Он нехотя вылез из-под одеяла и прямо так, как спал, в одних трусах спустился вниз.
А-а-а-а…
Стыд и позор зевать во весь рот в половине десятого! У него было такое ощущение, будто его здорово помяли. И все же машина пострадала больше. Вид у нее такой, словно она прошла через глиняное творило. Чертовски удачно он выбирал дорогу, ничего не скажешь. Теперь грязь хоть зубами отдирай. Это тебе не песочек, который чуть ли не сам осыпается, стоит ему обсохнуть. Глина держится как замазка, попотеешь, пока дымчато-серые хромированные бока обретут свой исконный цвет. Ничего, ему полезно поработать, мытье автомашины всегда удивительно прочищает мозги и повышает сознательность, побуждает к раскаянию в грехах и подвигает вести более благонравный образ жизни.
Рудольф бегом спустился к озеру, выкупался, слегка размялся гимнастикой и, вполне придя в норму, стал медленно взбираться на гору. Из кухонной двери плыли навстречу аппетитные запахи. Вареная картошка - раз, соленые огурцы - два, что-то жареное - три, ага, жареная рыба, значит, пошел в дело вчерашний улов, брошенный им во дворе, он уже не помнит - на лавке или в траве?
- Пламенный пионерский привет! - крикнул он Марии.
- Здравствуй, здравствуй, - отвечала она. - Что, опять мокрый?
- Насквозь.
- Тебе бы только в воде торчать. Позавчера - баня, вчера под дождем вымок, как бездомный пес. Штаны еще на лежанке сохнут, а он уж на озеро бегом, как на пожар! Гляжу - ну да, он самый на берегу выламывается.
- Вот тебе раз - выламывается! Я делал глубокие приседания.
- Иди, иди в тепло-то, надень чего-нибудь сухое. Вот полотенце, вытрись как следует.

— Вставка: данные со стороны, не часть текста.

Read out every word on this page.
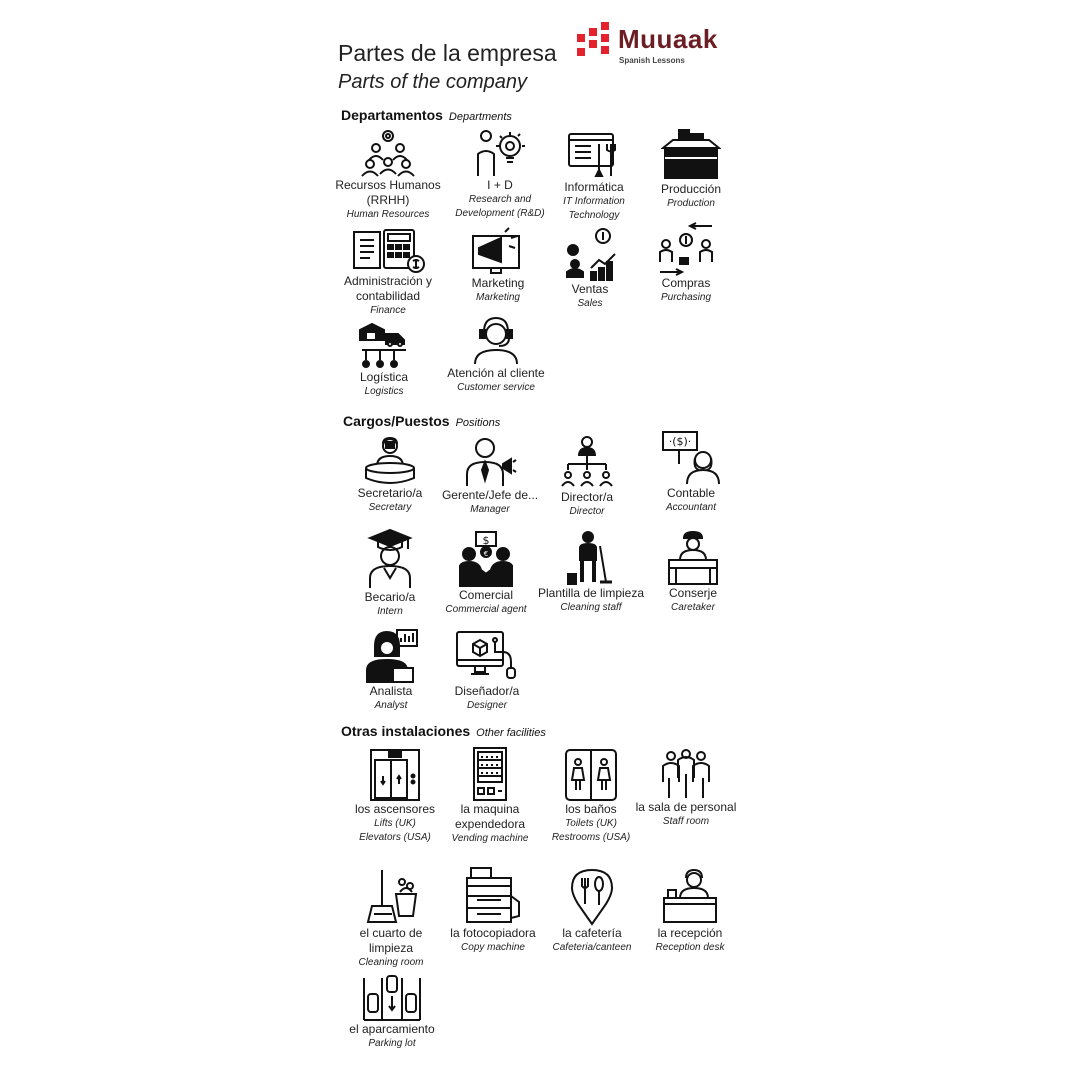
Partes de la empresa
Parts of the company
Muuaak
Spanish Lessons
Departamentos Departments
Recursos Humanos (RRHH)
Human Resources
I + D
Research and Development (R&D)
Informática
IT Information Technology
Producción
Production
Administración y contabilidad
Finance
Marketing
Marketing
Ventas
Sales
Compras
Purchasing
Logística
Logistics
Atención al cliente
Customer service
Cargos/Puestos Positions
Secretario/a
Secretary
Gerente/Jefe de...
Manager
Director/a
Director
·($)·
Contable
Accountant
Becario/a
Intern
$
€
Comercial
Commercial agent
Plantilla de limpieza
Cleaning staff
Conserje
Caretaker
Analista
Analyst
Diseñador/a
Designer
Otras instalaciones Other facilities
los ascensores
Lifts (UK)
Elevators (USA)
la maquina expendedora
Vending machine
los baños
Toilets (UK)
Restrooms (USA)
la sala de personal
Staff room
el cuarto de limpieza
Cleaning room
la fotocopiadora
Copy machine
la cafetería
Cafeteria/canteen
la recepción
Reception desk
el aparcamiento
Parking lot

Вытираясь на ходу и оставляя мокрые следы на чистом, добела выскобленном полу, Рудольф прошмыгнул в дом. Эйдиса не было. В стекло билась и свирепо жужжала, не находя выхода, оса. Рудольф взялся за чемодан. Какой легкий! Не надо быть ясновидцем, чтобы угадать - он пуст, и приложила тут руки, он невольно вздохнул, наверняка Мария, больше некому.
- Пока ты спал, я разложила твои вещички на полки. Чтобы за каждым пустяком не лазить в чумадам, - призналась она и повела Рудольфа к шкафу показать, где что лежит.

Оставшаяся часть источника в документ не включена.